South of Agadir the crowds thin and the coast turns wild, and Mirleft is where I'd send anyone tired of resort Morocco. It's 150 km, a little over two hours down the N1 — first inland across the Souss to the walled town of Tiznit with its famous silver workshops, then off the main road and onto a quieter coastal route of cliffs, argan scrub and empty surf coves where the Atlantic just keeps appearing on your right.
The headline is Legzira beach just north of Mirleft, with its huge red sandstone arches over the sand: one collapsed in 2016, but the surviving arch is still one of the most striking sights on the whole Atlantic coast, especially when the low sun sets the rock glowing. This is a slow, bohemian, artist-and-surfer stretch — a handful of paragliders launch off the cliffs, a few cafés, fish straight off the boat — and getting there takes a bit of commitment, which is precisely what keeps it uncrowded.
The thing that catches people out is assuming the last hour is as quick as the first; once you leave the N1 near Tiznit the road narrows and slows, so build the buffer in.
Compare your options
| Your options | Price from | Best for |
|---|---|---|
| Private transfer Recommended 2 h 20 | €110 · 1190 MAD | Arriving with luggage to a small guesthouse |
| Shared taxi via Tiznit 3 h 30 | €7 · 80 MAD | Solo budget travellers, no rush, light bags |
| Self-drive (N1 + coast road) 2 h 20 | €16 · 170 MAD | Travellers touring on to Sidi Ifni |
How to get there
A private transfer from €110 (≈1,170 MAD) is realistically the only true door-to-door option, and given how thin transport gets down here it's worth every dirham — fixed price agreed in advance, a driver who knows the unsigned Mirleft and Legzira turn-offs, and no scrambling for an onward ride at the far end. The budget route exists but it's a slog: take a shared grand taxi or local bus from Agadir's Inezgane hub down to Tiznit (around 30–40 MAD), then a second shared taxi on to Mirleft (another 25–35 MAD), so call it 60–80 MAD all in — cheap, but two or three changes with luggage, and the connections south of Tiznit thin out badly in the afternoon, leaving you stuck if you misjudge the timing.

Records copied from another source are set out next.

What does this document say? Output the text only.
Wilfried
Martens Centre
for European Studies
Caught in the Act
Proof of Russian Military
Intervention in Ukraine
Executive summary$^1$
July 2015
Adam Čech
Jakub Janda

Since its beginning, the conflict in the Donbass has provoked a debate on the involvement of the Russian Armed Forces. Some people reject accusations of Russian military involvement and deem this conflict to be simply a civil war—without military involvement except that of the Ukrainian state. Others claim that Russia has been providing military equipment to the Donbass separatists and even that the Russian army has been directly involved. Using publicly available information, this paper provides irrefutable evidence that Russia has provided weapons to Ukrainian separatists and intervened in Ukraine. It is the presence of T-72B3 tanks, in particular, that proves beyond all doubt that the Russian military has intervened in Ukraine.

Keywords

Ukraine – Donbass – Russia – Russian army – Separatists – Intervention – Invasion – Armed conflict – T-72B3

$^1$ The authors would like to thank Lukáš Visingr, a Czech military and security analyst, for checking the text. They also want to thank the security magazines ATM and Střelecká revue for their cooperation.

A private grand-taxi charter direct from the airport will be quoted high for the distance, around 900–1,100 MAD, with a real haggle. Self-drive from around €16/day is a strong shout if you want to roam on to Sidi Ifni, Legzira and the deep south at your own pace — the road is fine and fuel cheap. But for a straight arrival with bags, the transfer is the practical winner on the one route here where public transport more or less gives up.
Arrival tips
Mirleft is a small village strung along one main street climbing up from its beach, so your driver can usually drop you right at the guesthouse door — give the exact name, since many are small, signless places run by their owners and 'the blue one near the top' won't cut it after dark. If you've booked to stay near Legzira itself rather than in Mirleft village, confirm which: the cliff-top guesthouses above the beach sit down rough, unsurfaced tracks that a low-slung car struggles with, so warn the driver in advance and don't expect a saloon to manage the worst of them.
Have the host's phone number saved offline, because mobile signal flickers along this coast and a quick call is often the only way to find an unmarked door.
Plan your arrival
- Before you fly, confirm with your guesthouse whether it's in Mirleft village or out near Legzira beach, and save the exact name plus a phone number offline.
- Tell your transfer company the destination clearly — Mirleft and Legzira are not the same drop-off — and flag if there's a rough access track.
- On landing, withdraw cash; ATMs are scarce south of Tiznit, so take enough for the whole stay.
- Settle in for the 2-hour-plus run: fast N1 to Tiznit, then a slower, prettier coast road the rest of the way.
- At Mirleft, the driver pulls up at the guesthouse; for a cliff-top Legzira place, expect the last few hundred metres on a dirt track.
Going to Legzira expecting the famous twin arches — one of them collapsed in 2016. The remaining arch is still spectacular, but turn up picturing the old twin-arch postcard and you'll feel short-changed; come for the wild beach and the surviving arch on their own terms and you won't.
Time your Legzira walk for low tide and late afternoon — the receding water opens up the firm sand under the arch and the setting sun turns the sandstone deep blood-red, the shot everyone comes for. Your guesthouse can give you the day's tide times; it's genuinely worth planning the visit around them rather than turning up at high water to find the beach gone.
Good to know: A long southern run with little public transport — a transfer is the practical choice.